İstanbul Kültür ve Sanat Vakfı (İKSV) tarafından gerçekleştirilen 2014 Filmekimi’ne Venedik Festivali’nden Altın Aslan ödüllü bir filmle başladım. İsveçli yönetmen RoyAndersson’ın ‘İnsanları Seyreden Güvercin’ adlı filmiydi bu. Filmde anlatılan küçük öyküler, insanlara ‘eğlence’ edevatı satan iki meteliksiz satıcı (çağımızdaki Don Kişot ile SanchoPanza ya da Laurel ile Hardy denebilir) aracılığıyla birbirine bağlanıyordu. Yönetmen RoyAndersson hiç üşenmemiş ve insanlığın şu aralardaki vahim, vasat, çaresiz, yapayalnız ve trajikomik halini tutup beyaz perdeye yansıtmış. Bu öyküyü çevreleyen serinkanlı ve bir o kadar da muzip dil içinse filmi mutlaka görmeniz ve bizzat tanıklık etmeniz gerekiyor.
Anlamlar!
Çağın manasızlığı, bu manasızlığa tutturulmaya çalışılan ‘anlamlar’ dizisi içersinde hemen herkesin telefonla birbirine ‘iyi olmana çok sevindim’ tarzında mesajlar gönderdiği, ama aslında kimsenin kimseyi pek umursamadığı-ya da umursamaya takatinin kalmadığı- bir 21. yüzyıl şiiriydi ‘İnsanları Seyreden Güvercin’. Kısacası iletişim araçlarının tavan yaptığı ama kimsenin kimseye gerçek anlamda sunamadığı ‘zaman, iyilik ve anlayışın’ artık mümkün olmadığının insanlarca kabul edilmişliğinin öyküsü. Filmdeki bu kabulleniş ve kurbanlık o kadar doğal veriliyordu ki size anlatamam. Başka bir deyişle 20. yüzyılda anlamı arayan insanın, 21. yüzyıldaki ‘çaresiziz, bırak dağınık kalsın’ halleriydi film.
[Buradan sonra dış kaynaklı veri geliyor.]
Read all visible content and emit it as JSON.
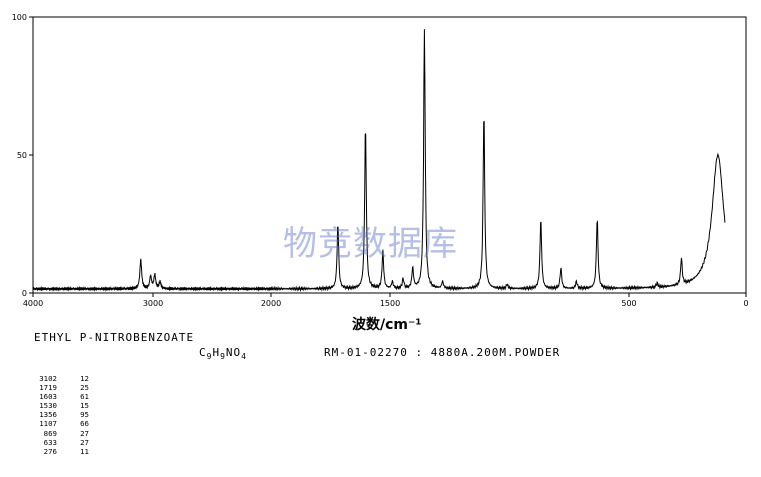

Belki de bu yüzden savaş naraları hâlâ yer bulabiliyordu yaşlı dünyamızda. Bizler bu kadar umursamaz ve kendi katlimizi kabullenmiş yaratıklar olduğumuzdan. Yaşamın katledilmesine göz yumduğumuzdan. Tüm bu göz yumuşu olmadık ezberlere dolayabildiğimiz için. Ve tüm bu göz yumuş esnasında çürüyerek yaşama devam edebildiğimiz için.
Ama unutmayalım ki bir de güvercin vardı filmde. Asıl kahramanımız güvercin, yönetmen RoyAndersson’ın Edward Hopper, OttoDix ve GeorgScholz gibi ressamların etkisi altında kalarak çektiğini söylediği bu filmde, kuş bakışı bir kadrajdan bu perişan halimizi seyrediyor ve belki de ne zaman kendimize geleceğimizi merak ediyordu!
***
İstanbul’daysanız, Filmekimi’nin 17 Ekim’e kadar sürecek şölenini kaçırmayın. Atlas, Beyoğlu, Nişantaşı Citylife ve Rexx’de filmler devam ediyor.
İnsanlık için sanat hâlâ en önemli ipucu. Ve ne yalan söyleyeyim bu filmlerin çoğunda insanlık olarak nasıl boş boş debelendiğimizin öyküleri var. Ancak bu debelenmeden kurtulabilme umudunun patikaları da.